Menurut Kepala Bidang Peternakan dan Kesehatan Hewan Dinas PKP Bangli, Made Armana, petugas tiba di tempat kejadian bersama keluarga korban dan segera menindaklanjuti. Ia mengatakan, “Langsung kami eliminasi delapan hingga 10 ekor anjing yang terlihat di lokasi, tidak lama setelah kejadian.”

Armana menambahkan bahwa tindakan tidak hanya terbatas pada penghilangan anjing liar. Sebanyak 18 anjing milik warga Desa Batur Tengah langsung divaksin rabies. Ia juga menjelaskan bahwa anjing-anjing yang terlihat di lokasi “bukan tersangka. Jadi, memang tidak ada anjingnya. Mungkin sudah kabur dan memang tidak ada saksi mata,” katanya.

Ia menyoroti masalah pemeliharaan anjing di daerah tersebut. “Anjing yang dipelihara hanya diberi makan tanpa dikandangkan dan dipasangi tali kekang. Jadi, anjingnya dipelihara warga, tetapi dilepas liarkan. Itu yang susah,”
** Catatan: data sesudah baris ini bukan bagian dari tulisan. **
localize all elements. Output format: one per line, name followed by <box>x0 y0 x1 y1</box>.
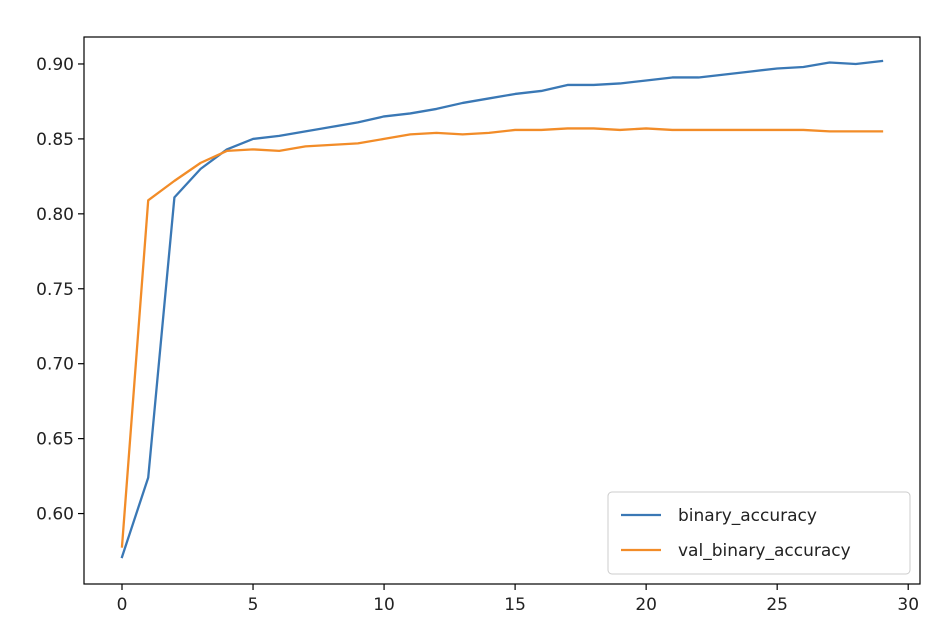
x-tick-label: 0 <box>117 595 128 615</box>
legend: binary_accuracy val_binary_accuracy <box>607 491 911 575</box>
y-tick-label: 0.75 <box>36 280 74 300</box>
y-axis: 0.60 0.65 0.70 0.75 0.80 0.85 0.90 <box>36 55 84 525</box>
y-tick-label: 0.65 <box>36 430 74 450</box>
x-tick-label: 10 <box>373 595 395 615</box>
series-line-binary-accuracy <box>120 59 884 559</box>
legend-box <box>607 491 911 575</box>
x-tick-label: 20 <box>635 595 657 615</box>
x-tick-label: 5 <box>248 595 259 615</box>
x-tick-label: 25 <box>766 595 788 615</box>
y-tick-label: 0.85 <box>36 130 74 150</box>
legend-label: binary_accuracy <box>678 506 817 526</box>
legend-label: val_binary_accuracy <box>678 541 851 561</box>
x-tick-label: 15 <box>504 595 526 615</box>
series-line-val-binary-accuracy <box>120 127 884 548</box>
x-tick-label: 30 <box>897 595 919 615</box>
y-tick-label: 0.80 <box>36 205 74 225</box>
y-tick-label: 0.60 <box>36 505 74 525</box>
plot-area-frame <box>83 36 921 585</box>
y-tick-label: 0.90 <box>36 55 74 75</box>
x-axis: 0 5 10 15 20 25 30 <box>117 584 919 615</box>
series-layer <box>120 59 884 559</box>
y-tick-label: 0.70 <box>36 355 74 375</box>
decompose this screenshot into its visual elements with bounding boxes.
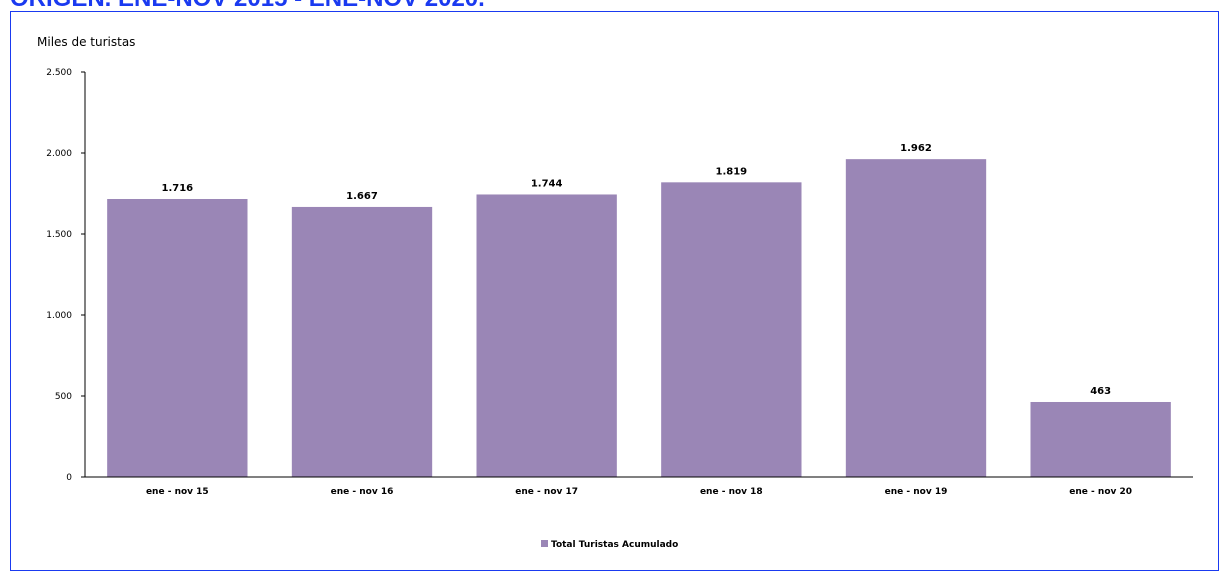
bar-value-label: 463: [1090, 386, 1111, 397]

Made Sukma diambil ke Rumah Sakit Umum Daerah Bangli. Dokter menjelaskan bahwa ia tewas karena “kehabisan darah akibat banyaknya luka gigitan anjing.” Meskipun demikian, Dinas Kesehatan Bangli dan Dinas PKP Bangli menyatakan tidak ada penularan rabies pada Sukma akibat gigitan tersebut.

Orang tua Sukma mengungkapkan rasa duka mendalam dan menyerukan tindakan lebih tegas terhadap pemeliharaan anjing liar.

Kasus ini menyoroti pentingnya pengawasan hewan peliharaan dan penegakan regulasi mengenai pemeliharaan anjing di wilayah pedesaan. Upaya vaksinasi dan eliminasi anjing liar menjadi langkah awal dalam mencegah kejadian serupa di masa depan.

anjing liarbalita tewasvaksinasi rabieseliminasi anjingKecamatan KintamaniPendakian Gunung Baturpenegakan regulasipenyakit rabies

Komentar

Memuat komentar...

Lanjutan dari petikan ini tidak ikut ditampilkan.